Climat: le glacier suisse de Morteratsch, témoin du réchauffement

Le glacier de Morterasch, dans les Alpes suisses, fond de plus en plus vite. - -
Non, le réchauffement climatique n'est pas qu'une série de formules mathématiques. Les experts scientifiques du Giec (Groupe d'experts intergouvernemental sur l'évolution du climat), réunis cette semaine à Stockholm, vont confirmer par écrit que les températures moyennes vont continuer à grimper à la surface du globe.
Au-delà des indigestes documents d'experts, le changement climatique se constate sur le terrain, et particulièrement au chevet des glaciers alpins. Dans les Alpes suisses, la randonnée qui relie la station de Morteratsch au glacier du même nom traverse désormais une vallée envahie de rochers, laissés là par l'inexorable fonte des glaces. Alors qu'en 1900, il fallait parcourir un kilomètre depuis le village pour arriver à la glace, aujourd'hui il faut marcher deux kilomètres de plus.
Les randonneurs habitués à grimper ces sentiers l’ont constaté de leurs propres yeux: "Je suis maintes fois venue ici ces dernières années. Et j'ai pu remarquer le rétrécissement. C'est incroyable et effrayant à la fois", raconte Ursula Reis, 73 ans, une marcheuse de Zurich, qui vient pratiquement tous les ans depuis 1953 sur ce glacier des Grisons, près de l'Italie, au sud-est de la Suisse.
Plus de la moitié des glaces des Alpes ont disparu
Les scientifiques observent attentivement le phénomène et estiment que seul le sommet du glacier a une chance de voir le prochain siècle. "Les glaciers sont un signe direct du changement climatique", souligne Samuel Nussbaumer, du Centre de surveillance des glaciers dans le monde, à l'université de Zurich.
"C'est là que vous pouvez voir la vitesse avec laquelle la glace fond", constate Gian Luck, un guide de montagne, se tenant sur la moraine de roches qui, il y a seulement trois ans, étaient cachées par un système de grottes de glace.
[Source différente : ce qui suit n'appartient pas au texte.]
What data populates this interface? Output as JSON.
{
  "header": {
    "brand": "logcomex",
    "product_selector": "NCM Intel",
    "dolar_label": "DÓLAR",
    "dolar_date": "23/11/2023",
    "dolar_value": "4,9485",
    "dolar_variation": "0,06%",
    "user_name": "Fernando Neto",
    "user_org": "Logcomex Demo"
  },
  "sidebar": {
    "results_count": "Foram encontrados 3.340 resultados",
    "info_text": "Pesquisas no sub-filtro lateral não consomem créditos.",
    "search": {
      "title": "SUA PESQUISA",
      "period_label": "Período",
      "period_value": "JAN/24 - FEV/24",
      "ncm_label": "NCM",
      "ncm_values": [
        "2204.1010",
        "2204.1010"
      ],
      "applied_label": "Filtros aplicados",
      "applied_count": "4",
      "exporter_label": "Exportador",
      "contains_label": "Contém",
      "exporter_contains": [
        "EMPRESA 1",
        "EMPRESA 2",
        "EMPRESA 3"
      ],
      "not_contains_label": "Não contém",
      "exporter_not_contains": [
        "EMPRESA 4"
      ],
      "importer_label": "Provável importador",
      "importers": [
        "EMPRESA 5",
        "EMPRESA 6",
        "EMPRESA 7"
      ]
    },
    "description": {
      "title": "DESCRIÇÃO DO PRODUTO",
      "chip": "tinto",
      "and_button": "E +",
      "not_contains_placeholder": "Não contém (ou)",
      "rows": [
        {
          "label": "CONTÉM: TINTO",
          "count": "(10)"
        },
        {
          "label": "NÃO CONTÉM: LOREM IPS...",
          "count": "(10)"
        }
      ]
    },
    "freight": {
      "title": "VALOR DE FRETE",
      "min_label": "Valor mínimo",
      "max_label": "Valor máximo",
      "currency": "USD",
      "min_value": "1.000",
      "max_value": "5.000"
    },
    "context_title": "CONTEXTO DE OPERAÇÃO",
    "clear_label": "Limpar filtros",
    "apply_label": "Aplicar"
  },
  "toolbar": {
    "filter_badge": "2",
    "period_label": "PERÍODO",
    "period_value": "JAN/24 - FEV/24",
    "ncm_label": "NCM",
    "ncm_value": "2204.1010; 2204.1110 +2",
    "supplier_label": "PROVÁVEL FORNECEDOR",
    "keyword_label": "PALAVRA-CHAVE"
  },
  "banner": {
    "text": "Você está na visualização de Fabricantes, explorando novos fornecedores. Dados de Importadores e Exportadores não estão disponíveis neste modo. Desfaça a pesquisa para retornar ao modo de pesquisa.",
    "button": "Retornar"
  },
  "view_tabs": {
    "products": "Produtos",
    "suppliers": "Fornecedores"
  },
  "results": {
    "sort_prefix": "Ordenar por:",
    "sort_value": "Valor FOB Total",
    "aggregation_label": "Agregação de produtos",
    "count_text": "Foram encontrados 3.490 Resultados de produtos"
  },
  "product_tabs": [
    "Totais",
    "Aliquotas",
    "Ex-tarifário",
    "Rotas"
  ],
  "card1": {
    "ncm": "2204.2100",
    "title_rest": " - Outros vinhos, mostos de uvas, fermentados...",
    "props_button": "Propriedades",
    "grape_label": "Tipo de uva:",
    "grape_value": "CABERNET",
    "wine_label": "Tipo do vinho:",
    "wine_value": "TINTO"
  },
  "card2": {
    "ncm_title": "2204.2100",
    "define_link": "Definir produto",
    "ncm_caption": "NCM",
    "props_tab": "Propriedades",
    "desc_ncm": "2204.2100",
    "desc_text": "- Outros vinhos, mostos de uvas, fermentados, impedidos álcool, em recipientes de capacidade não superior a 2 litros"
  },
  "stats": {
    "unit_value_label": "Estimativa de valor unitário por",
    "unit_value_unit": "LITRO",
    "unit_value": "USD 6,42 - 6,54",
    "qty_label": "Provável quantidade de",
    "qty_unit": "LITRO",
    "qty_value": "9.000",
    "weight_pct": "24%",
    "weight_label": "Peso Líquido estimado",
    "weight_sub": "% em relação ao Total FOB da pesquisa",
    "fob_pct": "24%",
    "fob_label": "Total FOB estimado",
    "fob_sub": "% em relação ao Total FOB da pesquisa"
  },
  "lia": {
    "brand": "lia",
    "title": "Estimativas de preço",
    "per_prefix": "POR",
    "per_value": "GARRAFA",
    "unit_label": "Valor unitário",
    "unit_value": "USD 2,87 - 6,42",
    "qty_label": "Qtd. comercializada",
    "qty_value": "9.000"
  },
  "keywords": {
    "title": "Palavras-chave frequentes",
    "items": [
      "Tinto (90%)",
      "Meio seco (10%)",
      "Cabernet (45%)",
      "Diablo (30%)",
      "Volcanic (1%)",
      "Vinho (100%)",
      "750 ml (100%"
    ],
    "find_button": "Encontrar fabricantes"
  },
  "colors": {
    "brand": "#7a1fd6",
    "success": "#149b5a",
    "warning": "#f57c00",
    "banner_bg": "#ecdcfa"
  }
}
Trois ans auront suffi pour que celles-ci s'effondrent.
En 2011, un rapport du Centre européen sur le changement climatique notait que depuis 1850, plus de la moitié des zones couvertes de glace dans les Alpes ont disparu, le volume de la glace diminuant de deux tiers.
Entre 2000 et 2010, les glaciers alpins ont perdu en moyenne plus d'un mètre d'épaisseur chaque année.
"Ils diminuent, et le rythme augmente", souligne Samuel Nussbaumer, expliquant que les vents et les précipitations jouent un rôle mais que la hausse des températures est la principale explication.
"Ces géants pourraient disparaître le temps d'une vie humaine"
Les scientifiques indiquent qu'une hausse de 4 degrés des températures par rapport aux moyennes actuelles ferait pratiquement disparaître toute trace de glace dans les Alpes à l'horizon 2100.
Les Alpes, comme l'Arctique et l'Antarctique, sont considérées comme les zones les plus vulnérables, des zones où le réchauffement peut être deux à trois fois supérieur à la moyenne. "Ces géants pourraient disparaître le temps d'une vie humaine, ou même moins", pense Sergio Savoia, directeur du groupe alpin suisse du WWF, le Fonds mondial pour la nature. La fonte des glaces n'est pas qu'une simple question "cosmétique": Sergio Savoia appelle à se préparer à de sérieuses conséquences.
Dans le monde, en effet, la fonte des glaciers est l'un des principaux facteurs de la hausse du niveau des mers, et des détails devraient être fournis sur ce point dans le rapport de l'ONU sur le réchauffement climatique qui sera publié vendredi prochain à Stockholm.
Des bâches sur les glaces, "manifestation de notre impuissance"
Les glaciers alpins, eux, ne sont pas concernés: ils n'ajouteraient qu'un millimètre au niveau des océans. En revanche, les conséquences sur la région seraient dramatiques. En été, ces glaciers alimentent plusieurs systèmes fluviaux européens comme le Rhône, le Pô, le Danube et le Rhin.
Si les glaciers disparaissaient, les effets s'en ressentiraient dans toute l'Europe, prévient Sergio Savoia.
Les tentatives de couvrir la glace de bâches ne sont "qu'une manifestation de notre impuissance", souligne-t-il, seule une action globale peut ralentir le phénomène.